IN Brief:
- Saelig has introduced Jetperch’s Joulescope JS320 precision DC energy analyser.
- The instrument measures current from nanoamps to amps while simultaneously measuring voltage.
- Low-power embedded design is making time-domain energy measurement central to hardware and firmware decisions.
Saelig Company has introduced Jetperch’s Joulescope JS320 precision DC energy analyser for low-power and battery-powered embedded systems.
The JS320 measures current from nanoamps to amps while simultaneously measuring voltage. Its software calculates power, energy, and charge directly, allowing development teams to estimate battery life, compare operating modes, optimise firmware, validate hardware decisions, and assess power-supply requirements.
Average current is no longer enough in many embedded designs, because devices built around wireless radios, sensors, microcontrollers, displays, security elements, and energy-harvesting subsystems often move rapidly between deep sleep, active processing, RF transmission, sensing, and peripheral wake states. Battery life depends on the shape and timing of those transitions as much as the headline sleep current.

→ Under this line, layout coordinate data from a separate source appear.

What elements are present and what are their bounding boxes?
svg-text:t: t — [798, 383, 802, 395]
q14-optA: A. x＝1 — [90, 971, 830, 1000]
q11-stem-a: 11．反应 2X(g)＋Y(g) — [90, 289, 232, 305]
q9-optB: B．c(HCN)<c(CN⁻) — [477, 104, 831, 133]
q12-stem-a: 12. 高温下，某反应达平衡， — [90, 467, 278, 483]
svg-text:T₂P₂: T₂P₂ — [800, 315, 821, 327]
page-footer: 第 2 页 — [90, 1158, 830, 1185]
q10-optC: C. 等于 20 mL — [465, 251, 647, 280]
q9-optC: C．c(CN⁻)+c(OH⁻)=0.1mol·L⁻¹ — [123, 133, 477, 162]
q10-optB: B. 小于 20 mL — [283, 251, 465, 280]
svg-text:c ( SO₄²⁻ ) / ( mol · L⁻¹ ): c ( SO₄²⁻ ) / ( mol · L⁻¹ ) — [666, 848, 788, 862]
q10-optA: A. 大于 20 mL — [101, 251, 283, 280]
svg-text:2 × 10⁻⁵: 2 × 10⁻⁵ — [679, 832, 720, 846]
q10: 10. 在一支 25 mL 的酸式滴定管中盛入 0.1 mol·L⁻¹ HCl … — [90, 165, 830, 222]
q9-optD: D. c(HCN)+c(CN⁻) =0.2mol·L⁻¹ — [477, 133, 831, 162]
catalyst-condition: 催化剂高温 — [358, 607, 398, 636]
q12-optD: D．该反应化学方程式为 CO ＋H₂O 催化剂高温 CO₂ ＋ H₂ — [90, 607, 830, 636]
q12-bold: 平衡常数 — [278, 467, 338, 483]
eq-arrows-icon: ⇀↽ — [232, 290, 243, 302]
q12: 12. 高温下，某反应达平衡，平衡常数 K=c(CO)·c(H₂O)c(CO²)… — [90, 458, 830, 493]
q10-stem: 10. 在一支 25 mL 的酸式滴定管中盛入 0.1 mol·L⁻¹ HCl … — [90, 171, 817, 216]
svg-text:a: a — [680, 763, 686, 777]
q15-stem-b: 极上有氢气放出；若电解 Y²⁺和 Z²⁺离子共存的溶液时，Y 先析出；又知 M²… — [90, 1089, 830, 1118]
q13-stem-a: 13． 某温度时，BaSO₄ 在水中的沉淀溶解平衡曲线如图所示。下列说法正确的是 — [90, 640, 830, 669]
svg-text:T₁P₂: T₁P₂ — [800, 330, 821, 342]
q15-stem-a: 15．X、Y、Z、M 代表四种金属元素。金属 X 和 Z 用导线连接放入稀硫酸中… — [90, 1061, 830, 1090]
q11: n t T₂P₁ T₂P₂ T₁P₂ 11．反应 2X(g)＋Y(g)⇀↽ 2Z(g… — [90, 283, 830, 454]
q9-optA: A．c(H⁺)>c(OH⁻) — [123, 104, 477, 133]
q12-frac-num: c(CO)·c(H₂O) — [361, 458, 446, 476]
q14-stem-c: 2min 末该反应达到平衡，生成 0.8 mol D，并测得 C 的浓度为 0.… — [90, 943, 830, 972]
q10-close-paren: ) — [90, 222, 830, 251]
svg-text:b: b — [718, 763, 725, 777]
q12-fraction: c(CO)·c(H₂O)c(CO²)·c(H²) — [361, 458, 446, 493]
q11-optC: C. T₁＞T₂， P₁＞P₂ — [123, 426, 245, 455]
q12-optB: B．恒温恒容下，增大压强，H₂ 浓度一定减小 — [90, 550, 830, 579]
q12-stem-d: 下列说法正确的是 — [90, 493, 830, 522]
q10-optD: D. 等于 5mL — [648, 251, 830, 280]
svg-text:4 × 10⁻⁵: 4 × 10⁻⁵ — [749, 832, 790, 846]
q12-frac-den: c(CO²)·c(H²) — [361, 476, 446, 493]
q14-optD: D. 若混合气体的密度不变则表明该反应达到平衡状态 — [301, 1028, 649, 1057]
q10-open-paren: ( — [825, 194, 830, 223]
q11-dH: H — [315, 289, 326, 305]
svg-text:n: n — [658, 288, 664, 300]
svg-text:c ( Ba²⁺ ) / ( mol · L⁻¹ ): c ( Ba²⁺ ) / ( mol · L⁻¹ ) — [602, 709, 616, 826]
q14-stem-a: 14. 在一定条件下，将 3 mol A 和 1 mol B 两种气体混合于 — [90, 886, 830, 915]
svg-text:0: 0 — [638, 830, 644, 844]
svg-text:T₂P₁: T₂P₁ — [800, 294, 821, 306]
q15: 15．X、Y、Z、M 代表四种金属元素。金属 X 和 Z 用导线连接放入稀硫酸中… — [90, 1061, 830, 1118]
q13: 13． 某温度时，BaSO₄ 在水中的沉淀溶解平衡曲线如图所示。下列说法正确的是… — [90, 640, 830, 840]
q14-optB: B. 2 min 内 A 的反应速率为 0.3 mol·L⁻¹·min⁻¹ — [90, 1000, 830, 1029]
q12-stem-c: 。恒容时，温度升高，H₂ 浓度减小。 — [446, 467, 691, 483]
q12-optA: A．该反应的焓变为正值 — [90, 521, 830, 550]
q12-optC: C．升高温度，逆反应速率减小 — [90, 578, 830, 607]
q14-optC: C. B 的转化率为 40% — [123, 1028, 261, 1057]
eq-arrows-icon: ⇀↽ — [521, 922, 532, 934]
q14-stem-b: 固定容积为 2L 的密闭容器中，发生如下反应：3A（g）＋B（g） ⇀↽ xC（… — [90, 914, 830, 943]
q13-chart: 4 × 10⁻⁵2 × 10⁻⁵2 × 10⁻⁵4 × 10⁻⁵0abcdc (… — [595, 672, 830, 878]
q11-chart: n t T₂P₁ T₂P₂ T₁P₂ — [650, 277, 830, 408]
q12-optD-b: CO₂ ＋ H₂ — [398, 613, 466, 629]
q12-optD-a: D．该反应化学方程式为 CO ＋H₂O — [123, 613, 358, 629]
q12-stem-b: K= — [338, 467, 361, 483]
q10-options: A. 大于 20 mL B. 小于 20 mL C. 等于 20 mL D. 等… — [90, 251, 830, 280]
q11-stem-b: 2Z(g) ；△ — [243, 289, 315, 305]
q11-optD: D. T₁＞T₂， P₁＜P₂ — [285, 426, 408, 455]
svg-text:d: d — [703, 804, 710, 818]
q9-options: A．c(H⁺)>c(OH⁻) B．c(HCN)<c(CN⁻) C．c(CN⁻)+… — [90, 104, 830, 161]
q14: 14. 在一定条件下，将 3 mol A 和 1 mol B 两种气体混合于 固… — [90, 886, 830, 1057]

Jetperch’s third-generation instrument focuses on offset stability, leakage current, range-change behaviour, and time-domain response. The JS320 includes improved offset stability, reduced leakage current, Enwavify v2 technology for current range changes, a 24-bit ADC, wider internal digital processing, and a linear-phase analogue path.
Low-power systems are often judged by events that are easy to miss. A radio burst, sensor conversion, processor wake-up, flash write, display refresh, or regulator transient can dominate energy use even when it occupies only a small fraction of operating time. If the instrument cannot follow those events cleanly across current ranges, firmware and hardware decisions can be made against misleading data.
The JS320 gives developers a way to observe those behaviours without building a full custom measurement chain. Early power work often relies on oscilloscopes, shunts, source measurement units, multimeters, or evaluation-board telemetry. Each route has trade-offs around burden voltage, bandwidth, dynamic range, synchronisation, noise, and ease of use.
Embedded products are also becoming more software-defined. GigaDevice and Qt’s work to streamline embedded GUI development on the GD32H7 platform underlines how microcontroller-based systems are taking on richer interfaces and more software complexity. More capable firmware stacks make power profiling harder because background tasks, interrupts, graphics updates, connectivity stacks, and security routines can all affect energy use.
The design challenge extends well beyond consumer IoT. Industrial sensors, asset trackers, medical wearables, environmental monitors, building controls, smart meters, and agricultural electronics all need predictable battery life in real operating conditions. Many of these systems are expected to run for months or years, often in environments where maintenance visits are expensive.
Accurate power measurement also supports component selection. A microcontroller with attractive sleep-current figures may behave differently once peripherals, external memories, sensors, radio modules, and regulators are included. DC/DC converter efficiency can vary sharply across load ranges, while leakage through pull-ups, level shifters, protection devices, and board contamination can become visible only when measuring at low currents over time.
Firmware remains one of the largest controllable variables. Measurement tools that link time-domain current behaviour with software activity can reveal unnecessary polling, delayed sleep entry, excessive sensor sampling, inefficient radio scheduling, or unplanned peripheral wake-ups. In many designs, the cheapest battery-life improvement comes from code rather than hardware.
Instruments such as the JS320 bring precision measurement closer to day-to-day embedded development. As low-power systems become more connected and more complex, power profiling is becoming a core engineering task rather than a final validation step.